Мэр города А Пётр Корнилович Пустошин устроил в городской администрации праздничный корпоратив - так называется ёлка для взрослых. На ёлку пригласили восходящую столичную звезду Эвелину Шершневу, которая должна была три часа раскрывать рот под фонограмму, пока чиновники и чиновницы будут пить дешёвое шампанское и поедать бутерброды с икрой, сервелатом и копчёной свининой местного производства. В меню среди прочего, входили пирожные местного кондитера Маслова, поставленные бесплатно за то, что мэрия закрыла глаза на его аферы с просроченными продуктами, а также сыр с родины Интернационала, поставленный лично предпринимателем Убегаловым - основным арендатором бывшего градообразующего предприятия, и оливки, привезённые из страны, где и произошло событие, которому, собственно, и было посвящено предстоящее празднество.
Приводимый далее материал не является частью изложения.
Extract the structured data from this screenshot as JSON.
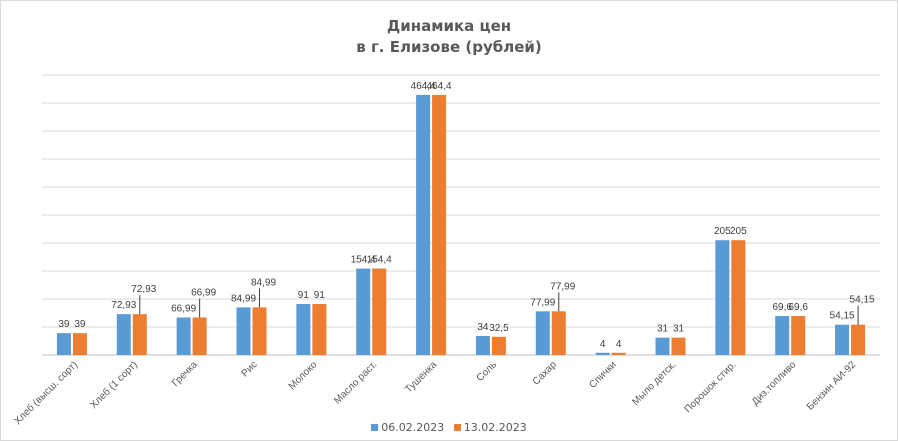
{
  "chart_data": {
    "type": "bar",
    "title": "Динамика цен",
    "subtitle": "в г. Елизове (рублей)",
    "categories": [
      "Хлеб (высш. сорт)",
      "Хлеб (1 сорт)",
      "Гречка",
      "Рис",
      "Молоко",
      "Масло раст.",
      "Тушенка",
      "Соль",
      "Сахар",
      "Спички",
      "Мыло детск.",
      "Порошок стир.",
      "Диз.топливо",
      "Бензин АИ-92"
    ],
    "series": [
      {
        "name": "06.02.2023",
        "color": "#5b9bd5",
        "values": [
          39,
          72.93,
          66.99,
          84.99,
          91,
          154.4,
          464.4,
          34,
          77.99,
          4,
          31,
          205,
          69.6,
          54.15
        ],
        "labels": [
          "39",
          "72,93",
          "66,99",
          "84,99",
          "91",
          "154,4",
          "464,4",
          "34",
          "77,99",
          "4",
          "31",
          "205",
          "69,6",
          "54,15"
        ]
      },
      {
        "name": "13.02.2023",
        "color": "#ed7d31",
        "values": [
          39,
          72.93,
          66.99,
          84.99,
          91,
          154.4,
          464.4,
          32.5,
          77.99,
          4,
          31,
          205,
          69.6,
          54.15
        ],
        "labels": [
          "39",
          "72,93",
          "66,99",
          "84,99",
          "91",
          "154,4",
          "464,4",
          "32,5",
          "77,99",
          "4",
          "31",
          "205",
          "69,6",
          "54,15"
        ]
      }
    ],
    "ylim": [
      0,
      500
    ],
    "ygrid_step": 50,
    "grid": true,
    "legend_position": "bottom"
  }
}
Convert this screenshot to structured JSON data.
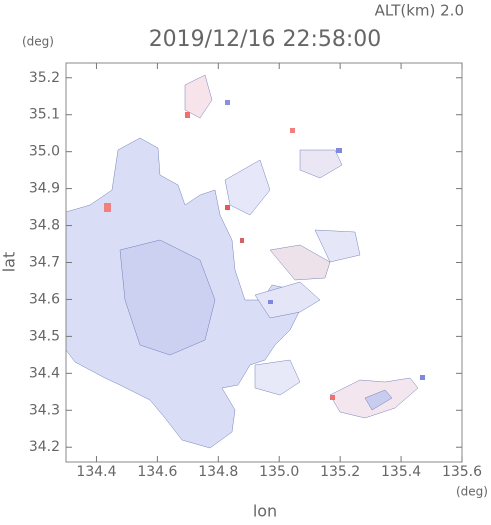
{
  "chart_data": {
    "type": "map",
    "title": "2019/12/16 22:58:00",
    "subtitle": "ALT(km) 2.0",
    "x_label": "lon",
    "x_unit": "(deg)",
    "y_label": "lat",
    "y_unit": "(deg)",
    "xlim": [
      134.3,
      135.6
    ],
    "xticks": [
      134.4,
      134.6,
      134.8,
      {
        "value": 135,
        "label": "135.0"
      },
      135.2,
      135.4,
      135.6
    ],
    "ylim": [
      34.16,
      35.24
    ],
    "yticks": [
      34.2,
      34.3,
      34.4,
      34.5,
      34.6,
      34.7,
      34.8,
      34.9,
      {
        "value": 35,
        "label": "35.0"
      },
      35.1,
      35.2
    ]
  }
}
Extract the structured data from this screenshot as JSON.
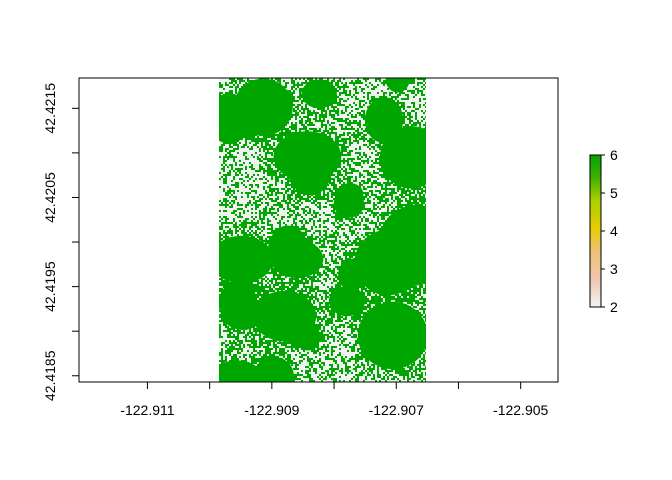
{
  "chart_data": {
    "type": "heatmap",
    "title": "",
    "xlabel": "",
    "ylabel": "",
    "xlim": [
      -122.9121,
      -122.9044
    ],
    "ylim": [
      42.41843,
      42.42184
    ],
    "x_ticks": [
      {
        "value": -122.911,
        "label": "-122.911"
      },
      {
        "value": -122.909,
        "label": "-122.909"
      },
      {
        "value": -122.907,
        "label": "-122.907"
      },
      {
        "value": -122.905,
        "label": "-122.905"
      }
    ],
    "y_ticks": [
      {
        "value": 42.4185,
        "label": "42.4185"
      },
      {
        "value": 42.4195,
        "label": "42.4195"
      },
      {
        "value": 42.4205,
        "label": "42.4205"
      },
      {
        "value": 42.4215,
        "label": "42.4215"
      }
    ],
    "raster_extent": {
      "xmin": -122.90985,
      "xmax": -122.90652,
      "ymin": 42.41843,
      "ymax": 42.42184
    },
    "value_range": [
      2,
      6
    ],
    "dominant_values": [
      2,
      6
    ],
    "legend": {
      "position": "right",
      "ticks": [
        {
          "value": 2,
          "label": "2"
        },
        {
          "value": 3,
          "label": "3"
        },
        {
          "value": 4,
          "label": "4"
        },
        {
          "value": 5,
          "label": "5"
        },
        {
          "value": 6,
          "label": "6"
        }
      ],
      "colors": [
        "#f2f2f2",
        "#efc4a0",
        "#f0c000",
        "#c4d800",
        "#20a800",
        "#00a600"
      ]
    }
  }
}
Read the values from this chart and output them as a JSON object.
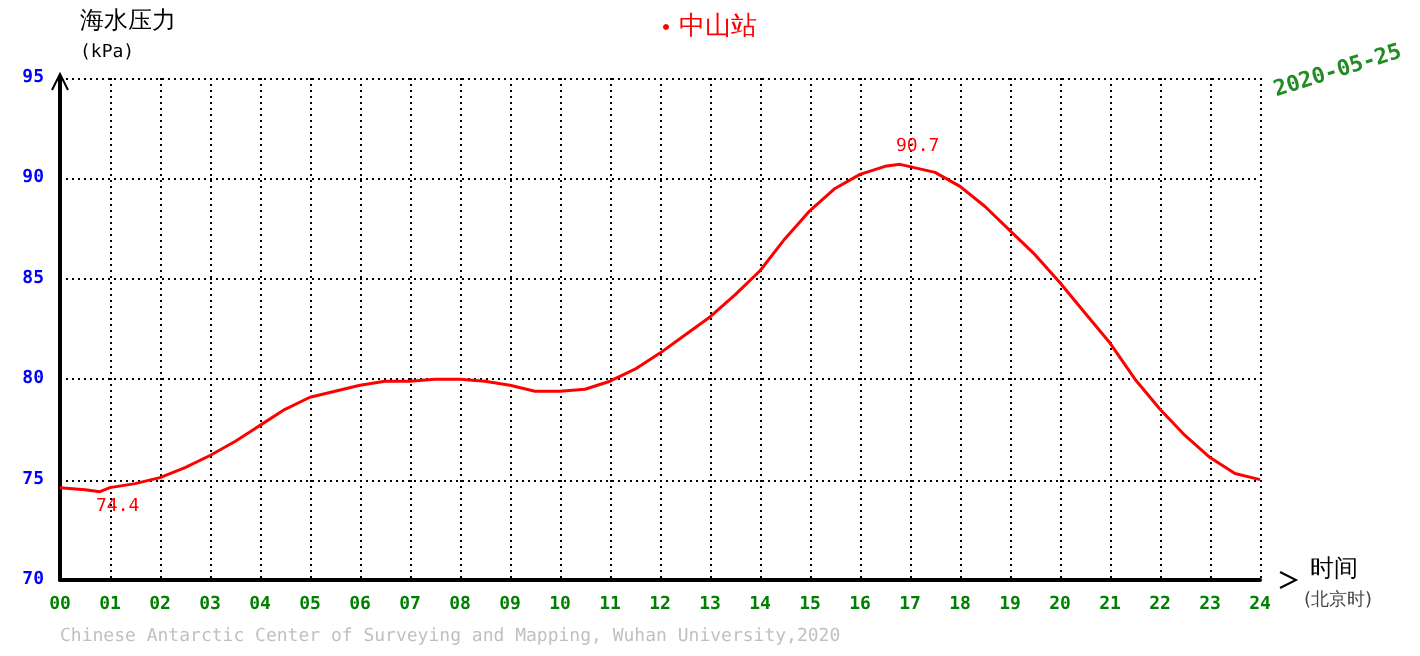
{
  "chart_data": {
    "type": "line",
    "title": null,
    "xlabel": "时间 (北京时)",
    "ylabel": "海水压力 (kPa)",
    "x": [
      0,
      0.5,
      0.8,
      1,
      1.5,
      2,
      2.5,
      3,
      3.5,
      4,
      4.5,
      5,
      5.5,
      6,
      6.5,
      7,
      7.5,
      8,
      8.5,
      9,
      9.5,
      10,
      10.5,
      11,
      11.5,
      12,
      12.5,
      13,
      13.5,
      14,
      14.5,
      15,
      15.5,
      16,
      16.5,
      16.8,
      17.5,
      18,
      18.5,
      19,
      19.5,
      20,
      20.5,
      21,
      21.5,
      22,
      22.5,
      23,
      23.5,
      24
    ],
    "series": [
      {
        "name": "中山站",
        "color": "#ff0000",
        "values": [
          74.6,
          74.5,
          74.4,
          74.6,
          74.8,
          75.1,
          75.6,
          76.2,
          76.9,
          77.7,
          78.5,
          79.1,
          79.4,
          79.7,
          79.9,
          79.9,
          80.0,
          80.0,
          79.9,
          79.7,
          79.4,
          79.4,
          79.5,
          79.9,
          80.5,
          81.3,
          82.2,
          83.1,
          84.2,
          85.4,
          87.0,
          88.4,
          89.5,
          90.2,
          90.6,
          90.7,
          90.3,
          89.6,
          88.6,
          87.4,
          86.2,
          84.8,
          83.3,
          81.8,
          80.0,
          78.5,
          77.2,
          76.1,
          75.3,
          75.0
        ]
      }
    ],
    "xlim": [
      0,
      24
    ],
    "ylim": [
      70,
      95
    ],
    "xticks": [
      {
        "value": 0,
        "label": "00"
      },
      {
        "value": 1,
        "label": "01"
      },
      {
        "value": 2,
        "label": "02"
      },
      {
        "value": 3,
        "label": "03"
      },
      {
        "value": 4,
        "label": "04"
      },
      {
        "value": 5,
        "label": "05"
      },
      {
        "value": 6,
        "label": "06"
      },
      {
        "value": 7,
        "label": "07"
      },
      {
        "value": 8,
        "label": "08"
      },
      {
        "value": 9,
        "label": "09"
      },
      {
        "value": 10,
        "label": "10"
      },
      {
        "value": 11,
        "label": "11"
      },
      {
        "value": 12,
        "label": "12"
      },
      {
        "value": 13,
        "label": "13"
      },
      {
        "value": 14,
        "label": "14"
      },
      {
        "value": 15,
        "label": "15"
      },
      {
        "value": 16,
        "label": "16"
      },
      {
        "value": 17,
        "label": "17"
      },
      {
        "value": 18,
        "label": "18"
      },
      {
        "value": 19,
        "label": "19"
      },
      {
        "value": 20,
        "label": "20"
      },
      {
        "value": 21,
        "label": "21"
      },
      {
        "value": 22,
        "label": "22"
      },
      {
        "value": 23,
        "label": "23"
      },
      {
        "value": 24,
        "label": "24"
      }
    ],
    "yticks": [
      70,
      75,
      80,
      85,
      90,
      95
    ],
    "annotations": [
      {
        "text": "90.7",
        "x": 16.8,
        "y": 90.7
      },
      {
        "text": "74.4",
        "x": 0.8,
        "y": 74.4
      },
      "2020-05-25",
      "Chinese Antarctic Center of Surveying and Mapping, Wuhan University,2020"
    ],
    "grid": true,
    "legend": "top",
    "marker": "none",
    "line_style": "solid"
  }
}
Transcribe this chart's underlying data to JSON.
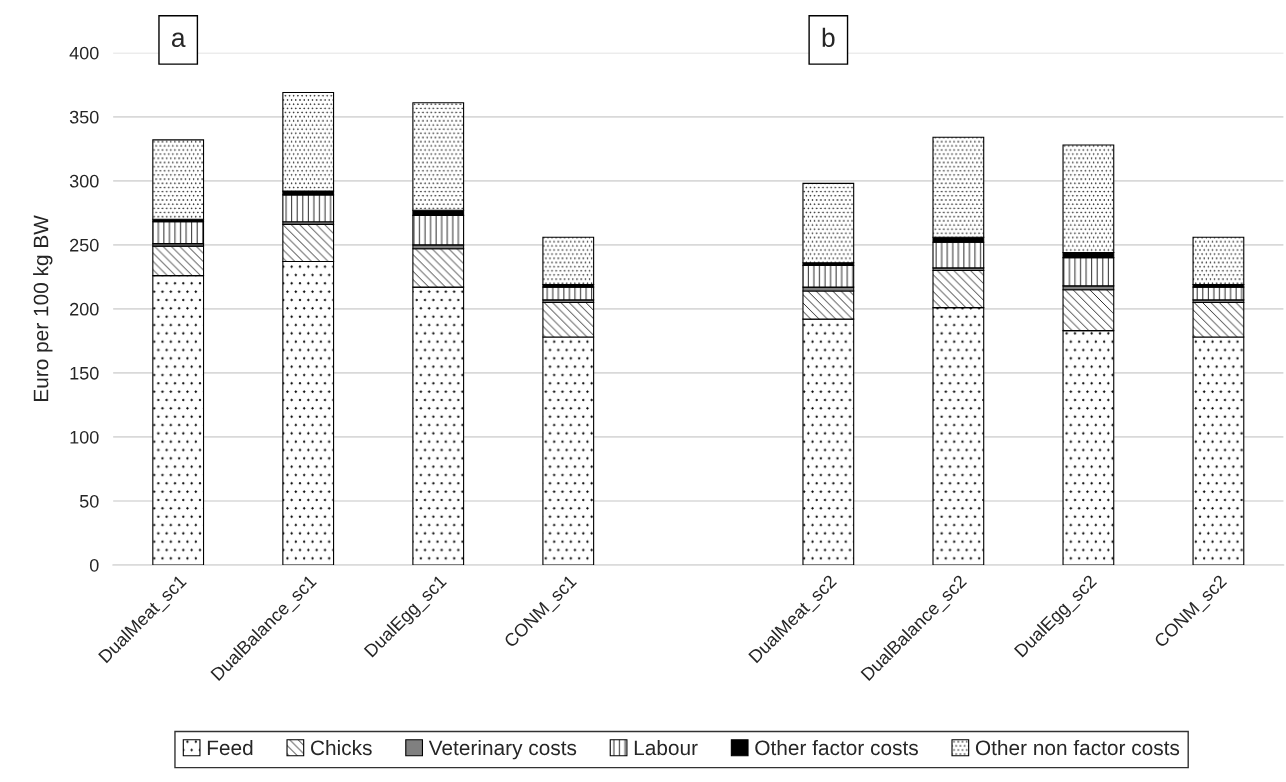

Эвелина Шершнева, выиграв три года назад телевизионный вокальный конкурс, совершила уже два турне по России и очень устала. Более всего её утомляло именно то, что так радовало вначале: её узнаваемость на улицах. В первый год своей славы она радостно раздавала автографы и счастливо и доброжелательно улыбалась поклонникам направо и налево. Потом это ей наскучило, и наступил момент, когда внимание публики стало основной неприятностью её жизни. Её фирменный стиль: алые сапоги и такого же цвета цветок на платье или пальто - привлекали к ней внимание в любой точке. В аэропорту города А она пошла в туалет, и уборщица Зоя, протиравшая зеркала, сказала ей вслед:
- Эвелина, что ли?
- Нет такой дыры, где бы меня не узнали, - подумала Эвелина.
- Вы обознались, - сказала она искусственно низким голосом и, не оборачиваясь, прошла в кабинку.
Администратор гостиницы Инесса Жукова, крашеная брюнетка, сделала вид, что не узнала новую постоялицу, но манерно заулыбалась, а охранник Саша, выполнявший по совместительству обязанности швейцара и портье, зашептался с кем-то за спиной Шершневой.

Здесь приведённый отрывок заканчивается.